Plasma pen offers alternative to surgery for treating skin conditions

1 min read

A handheld plasma pen that fires ionised gas at damaged or unhealthy skin could be used to treat people with a range of conditions, from acne to diabetes.

The plasma pen could be used for cosmetic procedures such as skin cleaning and rejuvenation, and for sterilising long-term wounds including diabetic ulcers and bed sores without the risk of infection or the need for drugs.

Plasma pen
(Credit: Triteq)

The plasma treatment, which is non-invasive, could be used to replace some surgical procedures, and can significantly reduce scarring. It has been designed by product consultancy Triteq for Fourth State Medicine.

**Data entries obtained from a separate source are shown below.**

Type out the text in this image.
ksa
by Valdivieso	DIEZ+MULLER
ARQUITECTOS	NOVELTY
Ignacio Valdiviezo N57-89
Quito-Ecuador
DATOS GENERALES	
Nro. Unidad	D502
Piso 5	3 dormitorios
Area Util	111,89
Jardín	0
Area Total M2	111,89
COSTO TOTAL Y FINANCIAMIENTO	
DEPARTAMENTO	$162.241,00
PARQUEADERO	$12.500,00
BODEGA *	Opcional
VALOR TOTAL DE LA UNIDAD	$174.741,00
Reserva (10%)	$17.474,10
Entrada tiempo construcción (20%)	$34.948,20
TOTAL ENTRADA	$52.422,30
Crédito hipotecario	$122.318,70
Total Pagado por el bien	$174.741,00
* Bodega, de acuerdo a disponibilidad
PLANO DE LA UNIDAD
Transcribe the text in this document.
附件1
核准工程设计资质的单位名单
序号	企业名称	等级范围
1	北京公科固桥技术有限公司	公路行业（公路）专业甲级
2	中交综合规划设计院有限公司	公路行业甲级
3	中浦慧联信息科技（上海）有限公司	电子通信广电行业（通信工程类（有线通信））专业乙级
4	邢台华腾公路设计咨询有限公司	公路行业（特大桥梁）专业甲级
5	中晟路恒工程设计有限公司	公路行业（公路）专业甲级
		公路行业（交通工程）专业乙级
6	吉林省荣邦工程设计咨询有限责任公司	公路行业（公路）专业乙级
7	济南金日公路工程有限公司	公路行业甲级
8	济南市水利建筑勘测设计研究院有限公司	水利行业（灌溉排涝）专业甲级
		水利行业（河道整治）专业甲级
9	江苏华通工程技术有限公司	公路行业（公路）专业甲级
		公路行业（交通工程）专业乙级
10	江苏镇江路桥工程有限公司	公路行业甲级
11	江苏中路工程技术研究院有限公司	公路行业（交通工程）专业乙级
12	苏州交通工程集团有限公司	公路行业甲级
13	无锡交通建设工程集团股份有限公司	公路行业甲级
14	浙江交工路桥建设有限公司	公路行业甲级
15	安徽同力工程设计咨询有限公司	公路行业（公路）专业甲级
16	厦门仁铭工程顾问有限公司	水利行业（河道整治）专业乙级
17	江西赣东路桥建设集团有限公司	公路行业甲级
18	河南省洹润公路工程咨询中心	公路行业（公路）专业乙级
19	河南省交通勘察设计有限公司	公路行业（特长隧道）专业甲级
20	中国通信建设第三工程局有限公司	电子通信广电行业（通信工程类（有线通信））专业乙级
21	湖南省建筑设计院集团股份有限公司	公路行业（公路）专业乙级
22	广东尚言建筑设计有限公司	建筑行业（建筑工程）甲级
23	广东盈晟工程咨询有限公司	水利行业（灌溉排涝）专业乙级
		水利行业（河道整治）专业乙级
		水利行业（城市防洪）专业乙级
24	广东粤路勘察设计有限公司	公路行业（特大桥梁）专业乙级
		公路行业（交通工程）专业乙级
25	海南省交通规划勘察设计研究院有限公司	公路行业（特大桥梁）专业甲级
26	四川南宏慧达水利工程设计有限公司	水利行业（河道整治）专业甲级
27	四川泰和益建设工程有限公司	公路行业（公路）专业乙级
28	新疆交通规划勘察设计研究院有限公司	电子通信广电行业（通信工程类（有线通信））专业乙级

The technology behind plasma sterilisation is not new, and was first used by NASA. However, unlike previous devices the new pen generates a range of plasma states, depending on the medical application it is being used for, according to Ken Hall, managing director of Triteq.

“The handheld device consists of a hand-piece containing the plasma engine and nozzle,” he said. “It has a connecting umbilical cord which supplies the gas and the electrical power to drive the plasma.”

As the gas enters the device through this cord it flows across a special combination of electrodes within the nozzle, which are fed by a high voltage power supply. The voltage between the electrodes ionises the gas, creating a plasma.

Varying the power fed to the electrodes results in different types of plasma. The plasma is then fired out of the nozzle onto the patient’s skin.

At the end of the nozzle is a spacer and hygiene component, which ensures that the plasma is released at exactly the right distance from the skin for the treatment. “You basically just run the nozzle over the area that you need to be treated,” Hall explained.

A control panel allows the medical professional to select the type of plasma required and the power level needed. A foot pedal can also be used to switch the device on and off.

“With our in-house test facilities we have proven that the technology works, so we’re now entering into the next stage, where we will create a version of the device suitable for medical use,” said Hall.

Fourth State Medicine hopes to launch the product by mid-2017.